Par for the course from Leady, no?
TomTomBinks
 
  1  
Reply Fri 26 May, 2017 08:08 am
@Setanta,
Here's a whole big organization dedicated to science denial. Scary when you think about the vast number of people who are willing to deny the evidence of their own senses, ignore physical evidence and dismiss the life long work of so many dedicated scientists. if I'm ever on trial for something I'll tell my lawyer I don't want any Creationists on the jury!
0 Replies
 
Blickers
 
  1  
Reply Fri 26 May, 2017 10:01 am
@roger,
Quote Roger:
Quote:
Does that even make sense? Originated from one man and one women from different areas at different times. From my understanding of reproduction, they had to be at the same time and place at least once.

I can't grasp it either, but that is the accepted scientific hypothesis right now. I've read several explanations in popular science journals about how this is the case-ancestral Eve being much older than ancestral Adam-but it's like reading an explanation of how a transistor or vacuum tube works. I think I can follow it while I'm reading the explanation, but half an hour later I could not even begin to explain what I thought I just understood.
Olivier5
 
  1  
Reply Fri 26 May, 2017 10:07 am
@kk4mds,
kk4mds wrote:
There is some evidence that humans originated from one male and one female, called scientific Adam and scientific Eve, who existed in different areas of Africa and at different times.

That's incorrect. When scientists talk of the "genetic Eve" or "genetic Adam", they mean something totally different from "Adam and Eve" as we see them.
TomTomBinks
 
  1  
Reply Fri 26 May, 2017 12:10 pm
@Blickers,
Every living human can trace their ancestry back to "Adam". Every living human can trace their ancestry back to "Eve". There was a population of humans before them, they were not the first humans.
From the other direction Adam is the bottleneck. In the generations before him, all other parallel lines of ancestry have dead-ended. Same with Eve.
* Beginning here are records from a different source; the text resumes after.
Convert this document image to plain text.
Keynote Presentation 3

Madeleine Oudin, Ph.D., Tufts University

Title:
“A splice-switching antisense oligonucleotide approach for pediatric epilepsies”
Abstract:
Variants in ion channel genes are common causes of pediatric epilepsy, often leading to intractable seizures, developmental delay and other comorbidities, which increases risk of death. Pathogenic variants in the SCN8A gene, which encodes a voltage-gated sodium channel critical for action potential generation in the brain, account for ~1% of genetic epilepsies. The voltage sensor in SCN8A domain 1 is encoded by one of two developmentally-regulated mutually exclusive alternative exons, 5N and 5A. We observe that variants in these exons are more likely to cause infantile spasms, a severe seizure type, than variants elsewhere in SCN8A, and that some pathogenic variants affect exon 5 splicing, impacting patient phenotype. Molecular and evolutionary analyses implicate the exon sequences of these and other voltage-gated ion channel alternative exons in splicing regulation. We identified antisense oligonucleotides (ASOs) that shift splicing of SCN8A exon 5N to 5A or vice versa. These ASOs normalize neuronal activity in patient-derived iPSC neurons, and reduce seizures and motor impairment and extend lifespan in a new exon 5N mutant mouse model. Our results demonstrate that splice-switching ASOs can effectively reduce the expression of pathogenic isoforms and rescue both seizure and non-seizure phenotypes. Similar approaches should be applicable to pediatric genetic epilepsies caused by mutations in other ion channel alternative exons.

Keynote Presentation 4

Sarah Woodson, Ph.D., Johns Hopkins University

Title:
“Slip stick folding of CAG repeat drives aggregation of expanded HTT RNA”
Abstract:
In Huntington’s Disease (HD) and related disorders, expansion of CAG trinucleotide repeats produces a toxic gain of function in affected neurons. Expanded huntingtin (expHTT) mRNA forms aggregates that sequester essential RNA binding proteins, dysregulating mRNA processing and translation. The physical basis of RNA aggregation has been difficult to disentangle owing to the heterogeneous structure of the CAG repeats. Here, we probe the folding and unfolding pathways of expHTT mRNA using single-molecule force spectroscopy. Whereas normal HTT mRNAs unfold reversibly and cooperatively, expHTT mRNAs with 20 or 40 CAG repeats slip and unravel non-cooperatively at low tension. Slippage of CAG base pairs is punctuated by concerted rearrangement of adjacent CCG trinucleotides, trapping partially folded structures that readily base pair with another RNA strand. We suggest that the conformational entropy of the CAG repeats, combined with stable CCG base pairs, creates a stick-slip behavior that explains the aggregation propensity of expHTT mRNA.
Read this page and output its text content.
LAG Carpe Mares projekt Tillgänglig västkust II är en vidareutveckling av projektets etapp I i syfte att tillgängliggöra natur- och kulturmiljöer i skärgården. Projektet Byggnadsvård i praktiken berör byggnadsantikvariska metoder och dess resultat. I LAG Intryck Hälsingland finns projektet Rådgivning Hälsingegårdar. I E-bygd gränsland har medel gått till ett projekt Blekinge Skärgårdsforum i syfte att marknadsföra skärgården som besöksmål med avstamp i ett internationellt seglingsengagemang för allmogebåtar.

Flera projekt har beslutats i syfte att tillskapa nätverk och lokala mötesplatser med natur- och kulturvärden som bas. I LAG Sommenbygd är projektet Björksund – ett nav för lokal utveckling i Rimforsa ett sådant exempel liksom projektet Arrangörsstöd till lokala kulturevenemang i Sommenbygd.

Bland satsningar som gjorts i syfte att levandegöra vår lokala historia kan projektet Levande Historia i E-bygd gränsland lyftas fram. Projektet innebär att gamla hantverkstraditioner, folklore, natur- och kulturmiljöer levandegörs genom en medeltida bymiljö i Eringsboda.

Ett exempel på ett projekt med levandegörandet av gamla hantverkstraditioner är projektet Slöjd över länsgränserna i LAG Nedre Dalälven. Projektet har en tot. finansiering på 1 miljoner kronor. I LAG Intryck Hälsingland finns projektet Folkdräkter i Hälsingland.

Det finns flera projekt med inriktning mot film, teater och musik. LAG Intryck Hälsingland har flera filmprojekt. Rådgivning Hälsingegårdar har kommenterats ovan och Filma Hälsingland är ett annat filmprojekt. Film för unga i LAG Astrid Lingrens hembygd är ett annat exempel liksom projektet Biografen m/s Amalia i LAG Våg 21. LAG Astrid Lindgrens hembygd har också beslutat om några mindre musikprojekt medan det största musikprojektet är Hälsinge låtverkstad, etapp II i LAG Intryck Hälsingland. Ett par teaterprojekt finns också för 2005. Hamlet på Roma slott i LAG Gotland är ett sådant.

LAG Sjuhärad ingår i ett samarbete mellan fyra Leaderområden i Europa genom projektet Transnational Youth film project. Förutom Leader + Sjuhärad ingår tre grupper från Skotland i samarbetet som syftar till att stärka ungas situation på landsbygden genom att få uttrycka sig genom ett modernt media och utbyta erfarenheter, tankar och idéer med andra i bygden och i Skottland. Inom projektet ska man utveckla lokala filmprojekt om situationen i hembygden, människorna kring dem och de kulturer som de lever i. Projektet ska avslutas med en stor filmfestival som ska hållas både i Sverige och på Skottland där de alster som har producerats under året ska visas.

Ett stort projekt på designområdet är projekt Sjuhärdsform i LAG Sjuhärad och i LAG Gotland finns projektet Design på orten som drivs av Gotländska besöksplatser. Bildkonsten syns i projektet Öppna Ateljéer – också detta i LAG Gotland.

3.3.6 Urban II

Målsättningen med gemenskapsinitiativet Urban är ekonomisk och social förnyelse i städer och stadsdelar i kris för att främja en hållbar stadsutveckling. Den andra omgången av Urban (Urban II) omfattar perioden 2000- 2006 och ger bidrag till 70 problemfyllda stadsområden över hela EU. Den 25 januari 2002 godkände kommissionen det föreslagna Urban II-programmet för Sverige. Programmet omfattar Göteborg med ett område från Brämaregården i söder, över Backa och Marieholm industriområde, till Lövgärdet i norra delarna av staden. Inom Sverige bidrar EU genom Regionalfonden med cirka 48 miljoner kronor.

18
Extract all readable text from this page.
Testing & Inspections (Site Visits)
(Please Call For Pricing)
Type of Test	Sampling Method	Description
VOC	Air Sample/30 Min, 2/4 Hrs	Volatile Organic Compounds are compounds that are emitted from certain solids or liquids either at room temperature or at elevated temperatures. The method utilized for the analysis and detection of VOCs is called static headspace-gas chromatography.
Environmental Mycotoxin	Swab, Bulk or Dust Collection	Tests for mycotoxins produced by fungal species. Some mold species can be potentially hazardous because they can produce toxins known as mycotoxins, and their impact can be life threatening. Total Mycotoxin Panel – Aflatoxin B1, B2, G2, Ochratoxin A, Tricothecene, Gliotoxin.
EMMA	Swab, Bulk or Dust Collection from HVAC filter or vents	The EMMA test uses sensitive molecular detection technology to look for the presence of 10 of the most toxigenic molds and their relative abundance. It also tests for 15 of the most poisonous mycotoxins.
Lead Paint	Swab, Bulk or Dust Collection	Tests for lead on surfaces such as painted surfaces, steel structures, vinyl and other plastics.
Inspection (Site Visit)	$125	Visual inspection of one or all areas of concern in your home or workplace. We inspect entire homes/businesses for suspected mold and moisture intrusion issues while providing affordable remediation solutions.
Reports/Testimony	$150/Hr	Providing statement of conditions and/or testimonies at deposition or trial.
Picture Adam's brothers (let's say he had three). Their lines of descent have all ended. Maybe soon after they were alive, maybe thousands of years later, but at some point they ended. Same with his cousins and his cousin's cousins. Adam's line of descent continues.
0 Replies
 
Blickers
 
  1  
Reply Fri 26 May, 2017 12:12 pm
@Olivier5,
The "genetic Eve" and "genetic Adam" hypothesis is only using the Biblical story as an analogy. The public gets bored with complex scientific names, hence Lucy for an Australopithecene and Turkana Boy.
0 Replies
 
Setanta
 
  1  
Reply Fri 26 May, 2017 01:01 pm
In fact, it's mitochondrial Eve and Y-chromosome Adam--but geeze, those words are hard to say and remember!